The Supreme Court’s landmark ruling allowing passive euthanasia is a compassionate one. It takes into consideration the dilemma of terminally-ill patients who have little chance of survival or stretching their life in a meaningful way. The order also tries to throw pragmatic light on the great philosophical question of what death is, and when it comes about for human beings. The wisest philosophers have grappled with the meaning of life and death since time immemorial, but few have had to deal with the question of a man or woman taking his/her own life in such circumstances. Given that the Supreme Court has been dealing with this issue for 13 years, the recognition of a “living will” — of terminally-ill patients likely to slip into a permanently vegetative state — to address this problem and accept it as a “right to die with dignity” may have taken some doing. The judges’ boldness in allowing this must be praised.
It’s in giving sanction to “living wills” that the judges made passive euthanasia a workable idea. Resisting the recognition of a living will while trying to enact a law on passive euthanasia was a half-measure that wouldn’t have worked. The guidelines are precise enough for people to understand what is possible in the unfortunate event of a loved one falling into the category of the terminally ill or a vegetative state from which there’s no realistic chance of true recovery. Of course, this is a sunrise area in Indian law, and complications may crop up with divergent views within families.
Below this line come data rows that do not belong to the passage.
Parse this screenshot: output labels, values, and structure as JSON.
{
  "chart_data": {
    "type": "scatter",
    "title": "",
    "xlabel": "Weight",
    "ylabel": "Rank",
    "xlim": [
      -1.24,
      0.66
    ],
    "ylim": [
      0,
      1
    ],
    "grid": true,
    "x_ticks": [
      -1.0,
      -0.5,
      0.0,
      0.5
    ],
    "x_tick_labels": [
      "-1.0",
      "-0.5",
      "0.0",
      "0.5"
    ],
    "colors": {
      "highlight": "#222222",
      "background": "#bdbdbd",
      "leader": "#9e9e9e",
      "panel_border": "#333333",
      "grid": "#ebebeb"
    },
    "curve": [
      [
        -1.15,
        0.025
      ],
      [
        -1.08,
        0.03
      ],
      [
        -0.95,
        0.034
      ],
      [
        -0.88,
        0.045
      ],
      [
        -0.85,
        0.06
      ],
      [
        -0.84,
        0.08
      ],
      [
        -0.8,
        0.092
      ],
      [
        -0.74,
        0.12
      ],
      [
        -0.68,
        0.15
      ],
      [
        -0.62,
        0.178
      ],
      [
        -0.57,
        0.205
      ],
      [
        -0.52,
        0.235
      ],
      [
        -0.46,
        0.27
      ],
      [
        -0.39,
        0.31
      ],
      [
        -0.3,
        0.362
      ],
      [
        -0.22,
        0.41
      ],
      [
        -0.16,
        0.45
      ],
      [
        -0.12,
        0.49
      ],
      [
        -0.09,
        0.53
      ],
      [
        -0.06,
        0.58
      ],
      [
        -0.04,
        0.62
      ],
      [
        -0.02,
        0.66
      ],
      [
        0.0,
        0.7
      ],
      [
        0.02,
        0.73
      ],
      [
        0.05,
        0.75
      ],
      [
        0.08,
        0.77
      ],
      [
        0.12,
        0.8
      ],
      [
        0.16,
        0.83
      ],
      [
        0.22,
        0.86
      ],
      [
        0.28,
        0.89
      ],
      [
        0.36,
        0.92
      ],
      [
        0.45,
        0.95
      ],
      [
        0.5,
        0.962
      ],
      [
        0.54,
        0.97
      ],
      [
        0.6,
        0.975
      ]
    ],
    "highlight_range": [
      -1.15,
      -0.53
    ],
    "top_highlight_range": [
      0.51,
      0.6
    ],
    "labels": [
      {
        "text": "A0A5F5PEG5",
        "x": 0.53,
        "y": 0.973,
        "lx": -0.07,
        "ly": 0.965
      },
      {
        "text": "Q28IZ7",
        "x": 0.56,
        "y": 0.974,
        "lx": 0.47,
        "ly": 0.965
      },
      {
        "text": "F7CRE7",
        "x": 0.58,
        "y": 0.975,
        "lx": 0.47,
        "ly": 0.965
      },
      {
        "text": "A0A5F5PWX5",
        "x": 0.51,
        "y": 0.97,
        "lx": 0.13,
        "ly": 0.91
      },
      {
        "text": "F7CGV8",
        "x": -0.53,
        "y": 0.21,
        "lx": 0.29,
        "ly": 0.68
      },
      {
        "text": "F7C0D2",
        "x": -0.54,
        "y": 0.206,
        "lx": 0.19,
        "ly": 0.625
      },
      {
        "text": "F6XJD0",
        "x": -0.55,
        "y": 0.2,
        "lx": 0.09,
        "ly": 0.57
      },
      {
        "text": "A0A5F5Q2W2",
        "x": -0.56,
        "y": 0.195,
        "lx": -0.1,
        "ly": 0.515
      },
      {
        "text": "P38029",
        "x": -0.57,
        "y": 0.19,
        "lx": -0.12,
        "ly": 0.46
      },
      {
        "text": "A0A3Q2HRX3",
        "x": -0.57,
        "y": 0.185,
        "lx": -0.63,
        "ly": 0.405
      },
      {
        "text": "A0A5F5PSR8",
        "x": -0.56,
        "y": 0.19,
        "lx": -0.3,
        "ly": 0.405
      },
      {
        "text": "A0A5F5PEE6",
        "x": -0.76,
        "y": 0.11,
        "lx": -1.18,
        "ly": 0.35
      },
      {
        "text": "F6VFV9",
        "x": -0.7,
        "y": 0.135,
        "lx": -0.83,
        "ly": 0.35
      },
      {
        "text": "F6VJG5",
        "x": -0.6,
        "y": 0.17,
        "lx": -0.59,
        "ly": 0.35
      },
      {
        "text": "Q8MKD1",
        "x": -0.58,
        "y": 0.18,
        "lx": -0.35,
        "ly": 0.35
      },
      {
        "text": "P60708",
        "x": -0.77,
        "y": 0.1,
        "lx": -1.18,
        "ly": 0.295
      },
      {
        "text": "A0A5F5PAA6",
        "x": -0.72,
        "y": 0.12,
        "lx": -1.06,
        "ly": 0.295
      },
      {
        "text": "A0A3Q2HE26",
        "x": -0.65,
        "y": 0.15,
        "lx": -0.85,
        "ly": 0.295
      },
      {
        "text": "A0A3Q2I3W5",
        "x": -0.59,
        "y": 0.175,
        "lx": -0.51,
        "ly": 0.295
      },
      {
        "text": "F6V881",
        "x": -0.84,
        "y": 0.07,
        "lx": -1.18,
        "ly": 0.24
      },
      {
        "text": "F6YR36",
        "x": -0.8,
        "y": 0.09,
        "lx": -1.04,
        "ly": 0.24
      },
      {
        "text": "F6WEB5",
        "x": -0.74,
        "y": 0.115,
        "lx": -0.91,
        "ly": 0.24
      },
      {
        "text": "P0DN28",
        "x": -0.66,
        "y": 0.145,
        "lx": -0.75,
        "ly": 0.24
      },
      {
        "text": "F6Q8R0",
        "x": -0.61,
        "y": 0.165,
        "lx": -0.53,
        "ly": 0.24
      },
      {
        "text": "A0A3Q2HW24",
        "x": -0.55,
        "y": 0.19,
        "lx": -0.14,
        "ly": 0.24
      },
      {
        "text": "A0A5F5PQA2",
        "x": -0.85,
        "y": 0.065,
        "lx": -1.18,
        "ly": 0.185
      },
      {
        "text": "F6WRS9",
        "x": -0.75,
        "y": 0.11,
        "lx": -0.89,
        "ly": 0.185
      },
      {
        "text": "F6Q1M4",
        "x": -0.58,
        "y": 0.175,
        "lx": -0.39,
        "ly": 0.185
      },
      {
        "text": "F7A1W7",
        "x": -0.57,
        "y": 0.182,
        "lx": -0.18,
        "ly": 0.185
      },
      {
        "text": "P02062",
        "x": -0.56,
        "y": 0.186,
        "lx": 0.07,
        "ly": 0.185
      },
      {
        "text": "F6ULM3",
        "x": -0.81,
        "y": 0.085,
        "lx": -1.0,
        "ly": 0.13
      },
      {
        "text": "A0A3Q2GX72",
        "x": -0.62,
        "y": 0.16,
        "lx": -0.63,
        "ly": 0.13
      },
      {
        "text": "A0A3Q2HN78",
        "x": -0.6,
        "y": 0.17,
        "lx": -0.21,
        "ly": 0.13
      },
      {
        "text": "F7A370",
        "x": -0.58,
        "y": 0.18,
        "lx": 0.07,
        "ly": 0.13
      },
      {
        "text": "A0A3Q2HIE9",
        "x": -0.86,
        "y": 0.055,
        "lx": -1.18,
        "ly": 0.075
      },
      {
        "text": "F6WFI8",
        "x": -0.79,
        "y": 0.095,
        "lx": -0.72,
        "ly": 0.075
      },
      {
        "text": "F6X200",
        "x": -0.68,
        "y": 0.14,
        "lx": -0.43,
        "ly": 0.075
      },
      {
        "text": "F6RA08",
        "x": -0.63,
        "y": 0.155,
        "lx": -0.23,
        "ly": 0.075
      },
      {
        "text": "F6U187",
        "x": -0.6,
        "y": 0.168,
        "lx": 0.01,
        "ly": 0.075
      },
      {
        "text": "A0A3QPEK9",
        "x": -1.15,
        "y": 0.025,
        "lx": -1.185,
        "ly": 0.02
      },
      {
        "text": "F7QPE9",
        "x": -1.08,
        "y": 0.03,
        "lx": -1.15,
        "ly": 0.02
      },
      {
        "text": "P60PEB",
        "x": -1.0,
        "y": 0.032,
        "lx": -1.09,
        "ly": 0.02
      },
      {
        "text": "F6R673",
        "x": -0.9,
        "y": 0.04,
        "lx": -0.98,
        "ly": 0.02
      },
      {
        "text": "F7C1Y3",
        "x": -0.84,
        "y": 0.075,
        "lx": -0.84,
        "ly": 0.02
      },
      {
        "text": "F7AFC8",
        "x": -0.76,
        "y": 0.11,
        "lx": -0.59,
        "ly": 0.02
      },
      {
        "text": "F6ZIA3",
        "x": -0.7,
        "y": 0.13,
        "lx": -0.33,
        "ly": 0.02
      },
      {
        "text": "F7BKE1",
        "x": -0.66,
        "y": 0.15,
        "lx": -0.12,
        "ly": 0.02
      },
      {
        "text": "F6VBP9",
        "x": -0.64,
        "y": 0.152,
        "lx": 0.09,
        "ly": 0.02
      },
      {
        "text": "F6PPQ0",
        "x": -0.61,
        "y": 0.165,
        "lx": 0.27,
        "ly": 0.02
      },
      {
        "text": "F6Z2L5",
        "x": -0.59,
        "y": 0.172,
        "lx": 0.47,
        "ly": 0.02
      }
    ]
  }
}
With the decisionmaking to be left in the hands of a medical board and judicial supervision, there are sufficient safeguards against greedy or squabbling relatives. The principle is that human beings have a right to their body, and passive euthanasia is far more vital than even decriminalising suicide, which the government did recently in another instance of compassionate thinking.
Legislation giving effect to the euthanasia ruling would be a boon for the middle class, who often have to juggle with the painful financial implications of keeping loved ones on ventilator and other life support systems in clear cases of a losing battle between life and death. There’s a way out of their moral dilemma if their relative has left a “living will” on euthanasia in case of a terrible medical problem. The economic consideration is compelling reason enough in a poor country. The law will empower relatives to act legally, instead of their having to find a sneaky way to switch off life-support machines. Now that a fundamental right to a “meaningful existence” includes a person’s choice to die without suffering has been upheld, there should be lesser qualms about having to deal with the death of the terminally ill. We’ll become a more evolved society with this mechanism to deal with life and death.